As we spoke outside the Belarus Embassy in Vilnius, Mr Haretski noticed cameras from inside the building begin to film us. He is used to being monitored by Belarus's security services.
In February, the KGB designated the Belarusian Association of Journalists as an extremist organisation. Being a member of the journalist's union in Belarus is akin to be a part of a terrorist group.
"Every person in Belarus, who calls himself a member of the "Belarusian Association of Journalists is now at risk of being imprisoned for up to 6 years because of his connection with an extremist organisation," Mr Haretski says.
"All of them are still our friends and of course, we'll try to help them in any way possible."
Fighting back from exile
Ms Tsikhanouskaya believes Mr Lukashenko's grip on power is much more vulnerable than it appears. She recently visited the US, UK and a number of EU countries, urging them to keep up the pressure on the country through sanctions.
She and her exiled colleagues have formed a United Transitional Cabinet, an alternative government that is readying itself to take over if and when the regime crumbles.

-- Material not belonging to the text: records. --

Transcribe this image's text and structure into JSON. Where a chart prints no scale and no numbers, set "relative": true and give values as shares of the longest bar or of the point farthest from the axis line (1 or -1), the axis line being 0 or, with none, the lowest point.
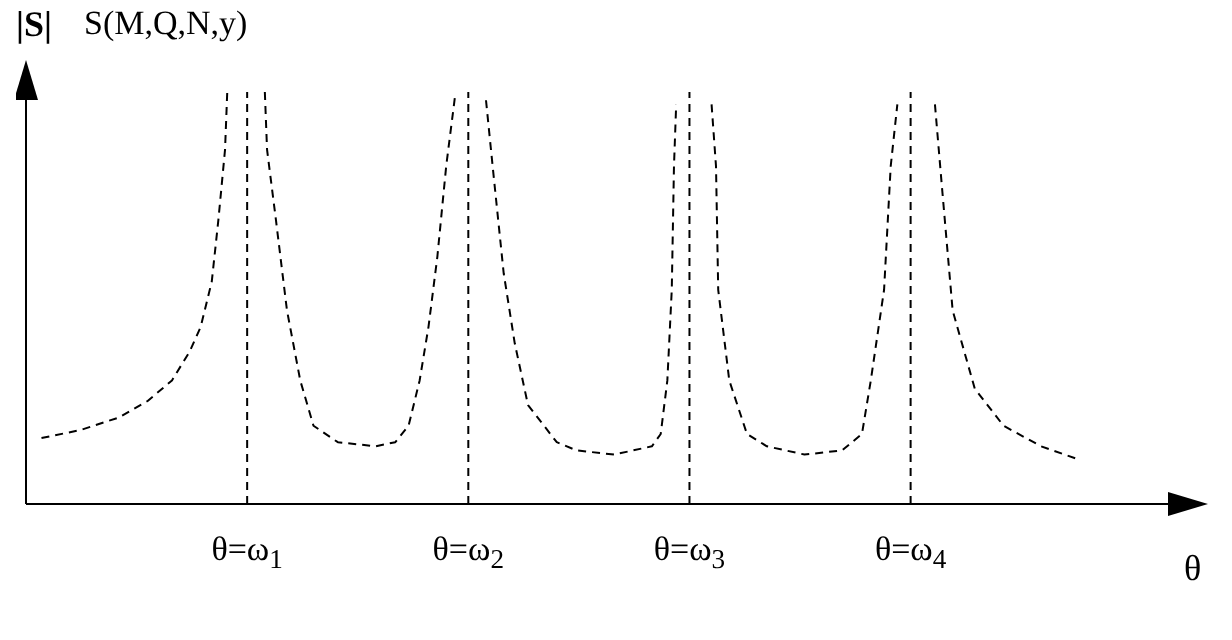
{
  "chart_data": {
    "type": "line",
    "title": "S(M,Q,N,y)",
    "ylabel": "|S|",
    "xlabel": "θ",
    "relative": true,
    "tick_labels": "x",
    "marker": "none",
    "line_style": "dashed",
    "xlim": [
      0,
      5.2
    ],
    "xticks": [
      {
        "value": 1,
        "label": "θ=ω$_{1}$"
      },
      {
        "value": 2,
        "label": "θ=ω$_{2}$"
      },
      {
        "value": 3,
        "label": "θ=ω$_{3}$"
      },
      {
        "value": 4,
        "label": "θ=ω$_{4}$"
      }
    ],
    "ref_lines": [
      {
        "axis": "x",
        "value": 1,
        "color": "#000000",
        "line_style": "dashed"
      },
      {
        "axis": "x",
        "value": 2,
        "color": "#000000",
        "line_style": "dashed"
      },
      {
        "axis": "x",
        "value": 3,
        "color": "#000000",
        "line_style": "dashed"
      },
      {
        "axis": "x",
        "value": 4,
        "color": "#000000",
        "line_style": "dashed"
      }
    ],
    "series": [
      {
        "color": "#000000",
        "x": [
          0.07,
          0.25,
          0.42,
          0.55,
          0.66,
          0.74,
          0.79,
          0.84,
          0.87,
          0.9,
          0.91,
          1,
          1.08,
          1.09,
          1.13,
          1.18,
          1.24,
          1.3,
          1.41,
          1.58,
          1.67,
          1.73,
          1.78,
          1.82,
          1.86,
          1.9,
          1.94,
          2,
          2.08,
          2.11,
          2.16,
          2.21,
          2.27,
          2.4,
          2.49,
          2.66,
          2.83,
          2.87,
          2.9,
          2.92,
          2.93,
          2.94,
          3,
          3.1,
          3.12,
          3.13,
          3.18,
          3.26,
          3.35,
          3.52,
          3.69,
          3.78,
          3.82,
          3.88,
          3.91,
          3.94,
          4,
          4.11,
          4.14,
          4.19,
          4.29,
          4.42,
          4.59,
          4.75
        ],
        "values": [
          0.16,
          0.18,
          0.21,
          0.25,
          0.3,
          0.37,
          0.43,
          0.54,
          0.69,
          0.86,
          1,
          null,
          1,
          0.86,
          0.69,
          0.47,
          0.3,
          0.19,
          0.15,
          0.14,
          0.15,
          0.19,
          0.3,
          0.43,
          0.6,
          0.82,
          0.99,
          null,
          0.98,
          0.82,
          0.56,
          0.39,
          0.24,
          0.15,
          0.13,
          0.12,
          0.14,
          0.17,
          0.3,
          0.52,
          0.82,
          0.97,
          null,
          0.97,
          0.82,
          0.52,
          0.3,
          0.17,
          0.14,
          0.12,
          0.13,
          0.17,
          0.3,
          0.52,
          0.82,
          0.97,
          null,
          0.97,
          0.78,
          0.47,
          0.28,
          0.19,
          0.14,
          0.11
        ]
      }
    ]
  }
}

Ms Tsikhanouskaya says she is inspired by political prisoners, like her husband, who are willing her on from inside the cold dark cells in Belarus.
"They are the main source of my inspiration. The reason that I'm not giving up," she says.
"Every morning when you wake up and you think that you're so tired, you're so exhausted, you're sometimes frustrated, but you think of those people now in cells. They are in a very difficult situation, and they believe in us."
Within Belarus, a partisan movement has sprung up to try to derail Mr Putin's co-opting of their country as a staging post for his war on Ukraine.
In March last year around 80 acts of sabotage were carried out on the rail network to try to stop Russian troops entering Ukraine.
An army of tens of thousands of volunteers have continued to provide key intelligence to Ukrainian officials about troop and equipment movements inside Belarus.
A recent drone attack at a military air base near Minsk helped damage a Russian surveillance plane.
It was a move that embarrassed Mr Lukashenko and will keep Russian forces on their toes inside Belarus.
In a speech during her visit to London, Ms Tsikhanouskaya cited the bravery of Belarusians who have been sent to jail for trying to undermine Russia's war efforts.
"The youngest of them, Uladzimir Auramtsau, a fitness trainer from Babruysk, is 28 years old. One of Lukashenko's judges sent him to prison for 22 years, because he prevented Russian troops from killing innocent Ukrainian citizens.
"Uladzimir didn't harm anyone and saved many lives. Now he is in jail. He is not due to be released until he is 50.
"But I firmly believe that he'll be free much sooner. So too will Belarus."
Mr Lukashenko, the so called "strongman" of Belarus is on one hand fearful of Mr Putin, and on the other hand scared of democracy, dissent and the will of the people.
Belarus's leader in-waiting wants the West's help now to end his reign of terror.
"Create as much pressure on Lukashenko as possible," she urges, "and help the Belarusian people build a civil society to survive, to continue the work.
"Without a democratic Belarus there will be a constant threat to Ukraine, to our Western neighbours.
"The war cannot be over until Belarus is free."